Tech levy plans refined

Computer access would be on a ratio of 1:4, rather than 1:1.

For $7.9 million, Bainbridge Island schools can be brought “out of the stone age” into the tech age, with one computer for every four children in the district.

That’s the revised recommendation district staff made to members of the school board Thursday night, as they ponder the cost and scope of a technology levy that will come before island voters on May 17.

An earlier, $10 million proposal that would have provided laptops for every high school student, was considered too ambitious for now.

That’s because students and teachers are now working with computers that are 7 years old – ancient in the tech world – and it will take time for students and staff to get up to speed on new equipment.

“Five years down the road it might be possible to have a one-to-one ratio,” of computers to students, said Randy Orwin, the district’s director of technology. But by then, the technology may have changed considerably, making the laptops in use today, obsolete.

To keep the technology up to date, it was recommended that the district implement a cycle of putting a tech levy before the voters every four years.
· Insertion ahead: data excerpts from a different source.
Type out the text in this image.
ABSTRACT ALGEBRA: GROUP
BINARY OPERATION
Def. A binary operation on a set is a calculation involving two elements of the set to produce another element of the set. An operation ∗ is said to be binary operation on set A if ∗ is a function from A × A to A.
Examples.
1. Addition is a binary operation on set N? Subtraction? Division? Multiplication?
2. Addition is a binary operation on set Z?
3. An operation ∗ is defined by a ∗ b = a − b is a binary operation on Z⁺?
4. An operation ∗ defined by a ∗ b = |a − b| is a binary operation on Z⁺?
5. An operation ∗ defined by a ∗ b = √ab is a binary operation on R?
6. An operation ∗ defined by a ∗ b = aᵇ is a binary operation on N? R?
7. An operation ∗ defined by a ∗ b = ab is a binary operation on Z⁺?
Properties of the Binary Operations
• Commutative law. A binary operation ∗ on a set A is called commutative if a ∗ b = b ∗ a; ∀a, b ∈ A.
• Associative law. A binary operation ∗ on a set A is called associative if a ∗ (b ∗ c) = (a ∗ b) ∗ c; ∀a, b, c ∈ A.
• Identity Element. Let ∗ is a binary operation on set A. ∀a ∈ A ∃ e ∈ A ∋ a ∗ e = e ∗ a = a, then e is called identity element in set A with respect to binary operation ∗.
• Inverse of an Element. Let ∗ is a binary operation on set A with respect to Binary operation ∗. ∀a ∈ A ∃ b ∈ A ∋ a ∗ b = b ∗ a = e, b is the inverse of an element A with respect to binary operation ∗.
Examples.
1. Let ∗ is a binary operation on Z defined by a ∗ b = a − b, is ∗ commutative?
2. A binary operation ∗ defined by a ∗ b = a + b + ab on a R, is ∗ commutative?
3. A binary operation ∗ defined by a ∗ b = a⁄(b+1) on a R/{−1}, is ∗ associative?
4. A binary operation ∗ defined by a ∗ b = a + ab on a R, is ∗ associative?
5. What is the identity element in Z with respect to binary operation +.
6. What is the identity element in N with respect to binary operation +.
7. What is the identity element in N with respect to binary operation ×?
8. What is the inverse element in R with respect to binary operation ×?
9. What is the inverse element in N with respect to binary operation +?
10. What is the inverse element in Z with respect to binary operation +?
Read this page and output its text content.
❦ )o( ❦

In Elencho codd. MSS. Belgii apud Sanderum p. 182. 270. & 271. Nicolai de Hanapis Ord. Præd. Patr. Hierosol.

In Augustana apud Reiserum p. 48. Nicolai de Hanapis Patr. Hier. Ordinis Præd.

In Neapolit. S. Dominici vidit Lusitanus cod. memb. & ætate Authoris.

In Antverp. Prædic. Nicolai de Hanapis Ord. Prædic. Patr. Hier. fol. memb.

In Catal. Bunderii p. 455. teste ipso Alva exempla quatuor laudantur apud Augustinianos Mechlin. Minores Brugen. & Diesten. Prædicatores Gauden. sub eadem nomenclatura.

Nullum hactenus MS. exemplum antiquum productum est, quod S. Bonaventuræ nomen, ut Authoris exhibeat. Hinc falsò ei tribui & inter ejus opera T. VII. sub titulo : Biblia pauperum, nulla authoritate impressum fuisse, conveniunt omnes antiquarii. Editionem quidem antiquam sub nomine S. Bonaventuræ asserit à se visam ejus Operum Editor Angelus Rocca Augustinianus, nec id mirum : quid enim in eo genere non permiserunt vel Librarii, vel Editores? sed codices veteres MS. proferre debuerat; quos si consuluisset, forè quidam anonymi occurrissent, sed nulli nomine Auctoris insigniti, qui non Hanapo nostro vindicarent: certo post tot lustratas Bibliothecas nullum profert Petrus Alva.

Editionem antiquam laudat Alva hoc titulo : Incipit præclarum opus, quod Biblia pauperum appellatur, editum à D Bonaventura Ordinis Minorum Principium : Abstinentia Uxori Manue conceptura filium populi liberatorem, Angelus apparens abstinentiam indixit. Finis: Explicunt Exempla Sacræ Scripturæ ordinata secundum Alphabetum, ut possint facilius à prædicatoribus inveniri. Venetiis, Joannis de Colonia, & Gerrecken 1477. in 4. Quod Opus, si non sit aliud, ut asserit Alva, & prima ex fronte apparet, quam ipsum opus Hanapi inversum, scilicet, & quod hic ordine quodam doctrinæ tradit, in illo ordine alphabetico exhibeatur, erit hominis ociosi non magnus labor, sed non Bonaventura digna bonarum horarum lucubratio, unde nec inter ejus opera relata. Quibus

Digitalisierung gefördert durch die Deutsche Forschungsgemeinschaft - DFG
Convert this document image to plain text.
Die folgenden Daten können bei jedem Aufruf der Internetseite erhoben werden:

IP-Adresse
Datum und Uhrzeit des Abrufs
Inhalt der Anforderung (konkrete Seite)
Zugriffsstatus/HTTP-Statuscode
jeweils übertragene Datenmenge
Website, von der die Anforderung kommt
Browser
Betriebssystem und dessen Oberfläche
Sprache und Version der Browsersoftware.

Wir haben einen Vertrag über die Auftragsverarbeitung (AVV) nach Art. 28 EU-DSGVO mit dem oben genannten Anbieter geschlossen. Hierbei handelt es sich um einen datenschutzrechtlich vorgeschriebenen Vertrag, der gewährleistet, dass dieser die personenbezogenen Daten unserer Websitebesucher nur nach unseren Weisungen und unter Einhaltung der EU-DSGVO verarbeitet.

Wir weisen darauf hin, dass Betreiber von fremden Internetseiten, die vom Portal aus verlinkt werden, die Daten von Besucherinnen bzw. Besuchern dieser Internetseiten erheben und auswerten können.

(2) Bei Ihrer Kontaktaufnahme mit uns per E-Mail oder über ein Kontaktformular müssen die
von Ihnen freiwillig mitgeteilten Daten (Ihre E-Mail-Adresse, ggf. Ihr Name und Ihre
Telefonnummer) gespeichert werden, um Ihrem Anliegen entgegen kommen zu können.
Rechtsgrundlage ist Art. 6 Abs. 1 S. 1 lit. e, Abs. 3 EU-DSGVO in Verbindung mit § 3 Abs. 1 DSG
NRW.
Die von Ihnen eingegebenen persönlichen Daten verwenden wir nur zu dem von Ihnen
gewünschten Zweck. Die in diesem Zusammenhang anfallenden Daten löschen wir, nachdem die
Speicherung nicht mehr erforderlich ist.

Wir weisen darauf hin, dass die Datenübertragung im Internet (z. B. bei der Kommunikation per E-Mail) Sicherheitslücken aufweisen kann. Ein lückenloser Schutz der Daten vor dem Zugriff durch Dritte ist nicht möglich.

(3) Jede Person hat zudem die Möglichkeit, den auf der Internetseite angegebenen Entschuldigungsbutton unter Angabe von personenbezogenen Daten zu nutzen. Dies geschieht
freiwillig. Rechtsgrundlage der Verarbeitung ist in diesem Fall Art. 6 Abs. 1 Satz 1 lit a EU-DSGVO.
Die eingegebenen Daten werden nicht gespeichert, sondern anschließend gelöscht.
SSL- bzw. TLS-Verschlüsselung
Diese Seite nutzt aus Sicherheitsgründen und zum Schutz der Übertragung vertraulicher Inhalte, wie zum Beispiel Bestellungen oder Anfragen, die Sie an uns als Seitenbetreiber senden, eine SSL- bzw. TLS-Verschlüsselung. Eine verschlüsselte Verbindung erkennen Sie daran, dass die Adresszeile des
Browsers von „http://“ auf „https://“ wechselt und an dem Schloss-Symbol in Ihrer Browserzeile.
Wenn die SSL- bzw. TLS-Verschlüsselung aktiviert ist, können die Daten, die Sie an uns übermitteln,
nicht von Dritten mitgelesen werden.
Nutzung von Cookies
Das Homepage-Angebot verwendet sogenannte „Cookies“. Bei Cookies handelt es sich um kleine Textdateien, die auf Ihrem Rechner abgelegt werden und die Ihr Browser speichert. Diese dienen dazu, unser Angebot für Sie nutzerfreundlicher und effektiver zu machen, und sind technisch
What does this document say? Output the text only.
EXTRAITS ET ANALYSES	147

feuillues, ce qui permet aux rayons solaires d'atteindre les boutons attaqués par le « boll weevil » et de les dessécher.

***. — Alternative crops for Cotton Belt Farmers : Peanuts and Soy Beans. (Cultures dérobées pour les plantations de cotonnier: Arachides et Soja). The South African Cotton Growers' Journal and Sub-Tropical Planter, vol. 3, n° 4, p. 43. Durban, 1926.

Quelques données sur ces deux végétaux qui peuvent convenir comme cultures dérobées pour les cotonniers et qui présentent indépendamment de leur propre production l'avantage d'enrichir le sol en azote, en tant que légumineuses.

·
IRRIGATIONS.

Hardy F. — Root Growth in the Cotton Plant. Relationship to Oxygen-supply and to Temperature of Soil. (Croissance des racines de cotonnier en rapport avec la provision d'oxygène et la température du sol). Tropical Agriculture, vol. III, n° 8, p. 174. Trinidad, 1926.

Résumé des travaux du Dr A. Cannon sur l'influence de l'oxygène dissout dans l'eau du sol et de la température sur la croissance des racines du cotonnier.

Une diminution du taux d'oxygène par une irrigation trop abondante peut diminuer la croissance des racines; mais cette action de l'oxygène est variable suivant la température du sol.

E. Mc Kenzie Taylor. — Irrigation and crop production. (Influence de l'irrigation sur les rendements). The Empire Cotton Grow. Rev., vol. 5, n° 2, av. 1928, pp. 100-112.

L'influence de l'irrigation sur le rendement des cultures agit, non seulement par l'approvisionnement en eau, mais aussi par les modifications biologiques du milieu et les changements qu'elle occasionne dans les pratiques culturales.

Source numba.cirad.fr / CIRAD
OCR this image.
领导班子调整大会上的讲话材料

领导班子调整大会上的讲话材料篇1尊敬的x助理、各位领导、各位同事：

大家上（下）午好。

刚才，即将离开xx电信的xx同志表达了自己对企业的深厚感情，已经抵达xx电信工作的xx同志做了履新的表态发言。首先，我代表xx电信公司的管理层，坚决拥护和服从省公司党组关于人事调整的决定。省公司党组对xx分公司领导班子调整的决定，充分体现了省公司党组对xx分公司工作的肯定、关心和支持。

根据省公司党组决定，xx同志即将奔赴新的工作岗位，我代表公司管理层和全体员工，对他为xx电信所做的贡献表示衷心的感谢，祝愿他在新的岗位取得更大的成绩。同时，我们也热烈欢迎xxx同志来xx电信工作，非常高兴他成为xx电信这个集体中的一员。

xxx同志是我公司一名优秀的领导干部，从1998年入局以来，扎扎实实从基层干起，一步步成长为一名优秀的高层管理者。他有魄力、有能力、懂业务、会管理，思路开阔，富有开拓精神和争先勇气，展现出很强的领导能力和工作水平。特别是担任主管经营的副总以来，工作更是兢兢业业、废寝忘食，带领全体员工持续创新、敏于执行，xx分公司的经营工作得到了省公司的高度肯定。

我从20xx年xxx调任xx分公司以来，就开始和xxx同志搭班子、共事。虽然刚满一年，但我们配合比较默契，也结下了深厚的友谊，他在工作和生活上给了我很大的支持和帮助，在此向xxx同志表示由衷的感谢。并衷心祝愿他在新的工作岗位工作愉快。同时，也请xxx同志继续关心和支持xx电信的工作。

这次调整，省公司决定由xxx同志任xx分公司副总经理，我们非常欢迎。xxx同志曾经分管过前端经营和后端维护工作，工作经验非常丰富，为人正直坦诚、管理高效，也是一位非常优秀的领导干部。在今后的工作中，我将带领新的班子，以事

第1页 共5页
Four years is the average life span of computer equipment used in schools.

The board will make a final decision on the final technology levy amount at a meeting Mar. 10 in the high school library.

In the technology levy recommendation made to the board on Thursday, a $7.9 million levy would provide:

• Replacement of aging computers district-wide, with a 4:1 ratio in the general classrooms, and 2:1 in science classrooms.

•Multimedia teaching stations in all classrooms, with a laptop for the teacher, ceiling-mounted projector, document camera, DVD/VHS player, speakers and interactive white board.

•Wireless technology in all classrooms and facilities.

•Professional development and technological support and training to all staff.

•Assistive technology for special education students.

•Science technology equipment such as probeware, interfaces, digital balances and biotechnology equipment.

Most of the cost for new technology – $1.7 million – would be for the purchase of computers for students. The next highest expenditure would be $1 million for 300 science computers and probes.